In order to subtract in binary, you would use "twos compliment", where you take r1, negate it, add 1 to it and then add that to r0. If the result of the addition is all 0s it flags to equal. Otherwise it flags as unequal. The most important thing to remember here is that there is a flag. In this case, it sets the "Z" flag. Thus BNE can operate correctly.

r0 (00100000) [32]

r1 (00111000) [56]

Negation of r1: (11000111) [-57] #The first bit of a signed number indicates whether it is negative usually. 1 usually means negative when in front like that. Adding the values: # Remember it's basically a standard OR operation but with a carry function if both bits are 1.

(00100000)

(11000111)

ADD

(11100111) # This is not 0 and therefore does not set the Z flag.

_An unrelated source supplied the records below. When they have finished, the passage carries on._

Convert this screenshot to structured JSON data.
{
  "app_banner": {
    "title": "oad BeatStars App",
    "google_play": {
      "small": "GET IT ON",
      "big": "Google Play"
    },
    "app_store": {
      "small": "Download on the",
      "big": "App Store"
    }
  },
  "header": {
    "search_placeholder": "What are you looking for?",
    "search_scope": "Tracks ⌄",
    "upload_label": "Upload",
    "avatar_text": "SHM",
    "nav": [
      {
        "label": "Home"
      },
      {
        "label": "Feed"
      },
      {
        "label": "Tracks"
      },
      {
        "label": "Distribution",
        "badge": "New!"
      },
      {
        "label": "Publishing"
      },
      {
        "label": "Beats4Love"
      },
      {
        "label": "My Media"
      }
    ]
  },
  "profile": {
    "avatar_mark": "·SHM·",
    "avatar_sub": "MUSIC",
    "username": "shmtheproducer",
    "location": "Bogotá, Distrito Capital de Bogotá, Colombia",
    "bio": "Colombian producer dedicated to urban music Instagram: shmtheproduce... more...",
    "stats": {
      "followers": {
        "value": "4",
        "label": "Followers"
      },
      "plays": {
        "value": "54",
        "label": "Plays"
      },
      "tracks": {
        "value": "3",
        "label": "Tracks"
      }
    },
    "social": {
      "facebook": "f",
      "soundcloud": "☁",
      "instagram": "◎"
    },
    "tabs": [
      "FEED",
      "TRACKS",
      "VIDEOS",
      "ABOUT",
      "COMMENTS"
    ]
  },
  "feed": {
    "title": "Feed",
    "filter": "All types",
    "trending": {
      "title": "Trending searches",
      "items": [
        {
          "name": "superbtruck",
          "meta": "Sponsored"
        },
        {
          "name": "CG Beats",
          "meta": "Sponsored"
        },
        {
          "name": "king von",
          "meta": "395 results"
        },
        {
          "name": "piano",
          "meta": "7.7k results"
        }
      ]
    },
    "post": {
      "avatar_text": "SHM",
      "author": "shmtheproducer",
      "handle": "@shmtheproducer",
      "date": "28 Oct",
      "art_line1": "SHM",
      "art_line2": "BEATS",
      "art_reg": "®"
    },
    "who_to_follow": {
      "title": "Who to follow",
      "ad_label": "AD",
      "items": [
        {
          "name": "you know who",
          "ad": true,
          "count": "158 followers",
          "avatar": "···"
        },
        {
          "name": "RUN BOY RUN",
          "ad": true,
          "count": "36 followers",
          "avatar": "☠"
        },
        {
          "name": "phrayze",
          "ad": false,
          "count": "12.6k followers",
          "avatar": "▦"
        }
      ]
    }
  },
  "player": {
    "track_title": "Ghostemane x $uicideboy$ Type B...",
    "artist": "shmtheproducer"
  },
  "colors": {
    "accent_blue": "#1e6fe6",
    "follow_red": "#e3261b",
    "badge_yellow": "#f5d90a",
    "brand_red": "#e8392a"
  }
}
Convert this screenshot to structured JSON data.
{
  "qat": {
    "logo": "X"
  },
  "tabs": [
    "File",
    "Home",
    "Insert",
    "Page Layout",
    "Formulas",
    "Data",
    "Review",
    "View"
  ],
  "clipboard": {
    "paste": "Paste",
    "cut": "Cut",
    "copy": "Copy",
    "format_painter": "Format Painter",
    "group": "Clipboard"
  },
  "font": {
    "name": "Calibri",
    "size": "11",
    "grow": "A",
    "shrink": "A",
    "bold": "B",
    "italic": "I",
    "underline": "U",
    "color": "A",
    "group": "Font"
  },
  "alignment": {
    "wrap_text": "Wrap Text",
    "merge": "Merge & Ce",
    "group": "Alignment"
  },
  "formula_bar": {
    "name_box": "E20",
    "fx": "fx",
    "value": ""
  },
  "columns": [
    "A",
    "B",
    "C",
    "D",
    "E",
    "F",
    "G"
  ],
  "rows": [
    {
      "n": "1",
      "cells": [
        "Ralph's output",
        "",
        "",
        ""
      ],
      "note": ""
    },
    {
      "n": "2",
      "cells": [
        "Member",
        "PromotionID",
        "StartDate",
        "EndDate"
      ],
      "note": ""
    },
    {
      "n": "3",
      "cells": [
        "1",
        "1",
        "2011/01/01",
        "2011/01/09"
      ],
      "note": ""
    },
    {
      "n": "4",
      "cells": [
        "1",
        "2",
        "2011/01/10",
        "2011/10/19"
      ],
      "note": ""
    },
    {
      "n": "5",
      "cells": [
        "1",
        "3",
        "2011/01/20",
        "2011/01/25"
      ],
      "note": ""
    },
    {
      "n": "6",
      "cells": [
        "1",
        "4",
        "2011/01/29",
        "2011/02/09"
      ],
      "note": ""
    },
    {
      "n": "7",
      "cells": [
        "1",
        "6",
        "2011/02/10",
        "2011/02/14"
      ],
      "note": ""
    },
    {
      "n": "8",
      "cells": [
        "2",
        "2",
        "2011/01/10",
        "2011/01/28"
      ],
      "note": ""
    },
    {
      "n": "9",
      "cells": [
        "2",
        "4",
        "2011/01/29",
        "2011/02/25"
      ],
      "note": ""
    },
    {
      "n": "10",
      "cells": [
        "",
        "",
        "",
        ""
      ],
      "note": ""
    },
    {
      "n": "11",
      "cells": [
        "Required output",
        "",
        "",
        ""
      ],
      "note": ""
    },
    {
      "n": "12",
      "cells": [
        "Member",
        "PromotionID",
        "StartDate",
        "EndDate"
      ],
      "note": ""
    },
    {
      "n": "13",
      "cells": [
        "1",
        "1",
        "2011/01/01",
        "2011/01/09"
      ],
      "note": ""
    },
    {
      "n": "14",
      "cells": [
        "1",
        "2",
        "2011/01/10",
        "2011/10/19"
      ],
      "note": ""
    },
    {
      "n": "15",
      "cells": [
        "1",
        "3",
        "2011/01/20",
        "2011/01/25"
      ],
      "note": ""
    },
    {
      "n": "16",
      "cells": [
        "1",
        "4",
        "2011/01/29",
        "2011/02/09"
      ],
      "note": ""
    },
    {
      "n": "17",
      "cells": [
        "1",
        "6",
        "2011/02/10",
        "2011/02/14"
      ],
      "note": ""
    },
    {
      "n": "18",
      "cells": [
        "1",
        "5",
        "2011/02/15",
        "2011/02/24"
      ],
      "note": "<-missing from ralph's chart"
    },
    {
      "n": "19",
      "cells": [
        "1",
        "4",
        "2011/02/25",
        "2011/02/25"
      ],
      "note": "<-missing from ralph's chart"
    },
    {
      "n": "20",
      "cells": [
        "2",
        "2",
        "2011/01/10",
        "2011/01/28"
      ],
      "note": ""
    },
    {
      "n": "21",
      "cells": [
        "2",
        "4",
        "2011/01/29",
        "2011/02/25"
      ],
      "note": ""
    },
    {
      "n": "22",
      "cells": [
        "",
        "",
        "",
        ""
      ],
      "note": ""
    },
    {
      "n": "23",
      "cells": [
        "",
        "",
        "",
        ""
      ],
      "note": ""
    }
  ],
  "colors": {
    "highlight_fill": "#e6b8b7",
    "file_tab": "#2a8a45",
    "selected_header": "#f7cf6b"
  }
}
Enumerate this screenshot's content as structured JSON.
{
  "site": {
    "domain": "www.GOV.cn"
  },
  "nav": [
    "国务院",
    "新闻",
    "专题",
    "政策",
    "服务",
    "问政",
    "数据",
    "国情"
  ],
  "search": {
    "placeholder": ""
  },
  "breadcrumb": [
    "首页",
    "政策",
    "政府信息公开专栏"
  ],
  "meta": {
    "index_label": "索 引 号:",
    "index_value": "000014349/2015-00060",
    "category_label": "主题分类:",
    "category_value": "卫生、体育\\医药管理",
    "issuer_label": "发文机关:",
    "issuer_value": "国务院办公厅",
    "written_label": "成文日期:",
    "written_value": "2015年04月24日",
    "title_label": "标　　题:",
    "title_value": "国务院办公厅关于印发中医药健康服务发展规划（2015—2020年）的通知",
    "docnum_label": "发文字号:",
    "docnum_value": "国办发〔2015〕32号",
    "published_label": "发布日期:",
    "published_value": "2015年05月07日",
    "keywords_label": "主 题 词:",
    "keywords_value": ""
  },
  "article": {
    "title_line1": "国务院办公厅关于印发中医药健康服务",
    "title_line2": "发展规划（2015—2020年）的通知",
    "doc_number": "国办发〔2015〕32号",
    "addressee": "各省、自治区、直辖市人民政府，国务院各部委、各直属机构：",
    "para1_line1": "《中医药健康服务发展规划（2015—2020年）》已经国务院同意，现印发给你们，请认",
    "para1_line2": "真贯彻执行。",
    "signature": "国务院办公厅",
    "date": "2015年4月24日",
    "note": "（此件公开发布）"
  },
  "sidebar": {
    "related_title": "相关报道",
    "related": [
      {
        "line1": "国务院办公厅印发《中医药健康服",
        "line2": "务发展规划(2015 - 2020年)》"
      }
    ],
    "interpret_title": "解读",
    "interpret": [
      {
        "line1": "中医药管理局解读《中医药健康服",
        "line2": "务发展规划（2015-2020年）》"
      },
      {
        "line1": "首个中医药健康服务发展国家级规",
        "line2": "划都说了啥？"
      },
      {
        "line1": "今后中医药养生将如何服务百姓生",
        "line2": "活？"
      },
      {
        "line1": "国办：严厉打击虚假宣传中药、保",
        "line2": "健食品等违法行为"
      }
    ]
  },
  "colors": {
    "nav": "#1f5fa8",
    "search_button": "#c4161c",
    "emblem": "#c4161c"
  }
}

EOR does a logical bitwise operation on the data in r0 and r1 by XORing them together and then storing the result in r5.

It does this like so: XOR results in a 0 if both bits are 0 or both bits are 1. Otherwise it yields a 1.

r5 (00000000) # For simplicity, I'm going to assume r5 is empty.

r0 (00001111)

r1 (00011111)

XOR (00010000)

r5 (00010000) # The XOR result copied to r5.

You used the S suffix which does trigger the flag so that solves it, right?

What is the other difference beyond the operations? The destination registers. I suspect that you'd need to store in r0 rather than r5 since BNE may not be checking r5. That's my take on it anyway.